Evaluation Guide: What to Look For
✓ Green Flags — Strong Candidate Signs
- Uses specific numbers, tools, and company names when describing past work
- Explains why they made technical choices, not just what they did
- Comfortable admitting what they don't know and how they'd find out
- Can translate technical concepts into plain business language
- Asks thoughtful questions about the role, team, and tech stack
- Has a visible portfolio (GitHub, Kaggle, publications) that matches what they claim
- Shows progression and growth across roles, not just lateral moves
- Mentions collaboration across teams (engineers, analysts, PMs)
⚠ Red Flags — Warning Signs
- Uses buzzwords (AI, Big Data, ML) without specifics or examples
- Can't describe a project they listed on their resume in detail
- Claims expertise in every technology currently trending
- Dismissive of communication or stakeholder work ("I just do the tech")
- Resume lists tools but candidate can't explain basic use cases for them
- All experience is in coursework, personal projects only — no professional context
- Evasive or defensive when asked about failures or challenges
- For senior roles: no evidence of mentoring, leading, or designing systems
Screening Tips by Experience Level
Junior (0–2 years)
Focus on fundamentals and learning agility.
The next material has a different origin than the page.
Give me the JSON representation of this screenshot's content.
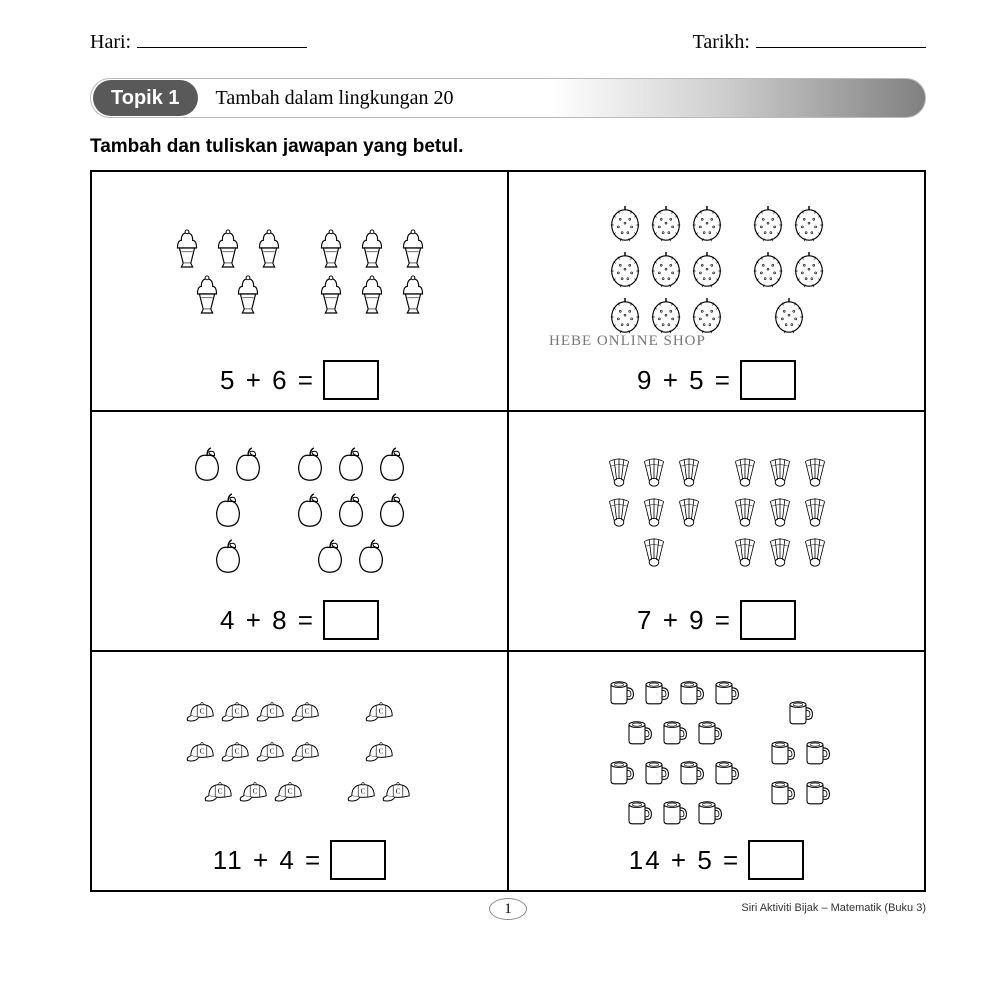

Strong junior candidates have solid personal projects, can explain basic concepts clearly, and show genuine curiosity. Don't penalize for limited industry experience.
Mid-Level (2–5 years)
Look for ownership and depth. They should describe projects where they made decisions, not just executed others' plans. Can they explain trade-offs? Have they dealt with production issues?
Senior (5–9 years)
Expect system design thinking and business alignment. They should talk about architecture decisions, mentoring, and how their work tied to business goals — not just completing tickets.
Staff / Principal (9+ years)
Look for organizational impact. Do they describe building teams, defining standards, or driving technical strategy? At this level, interpersonal and influence skills matter as much as technical depth.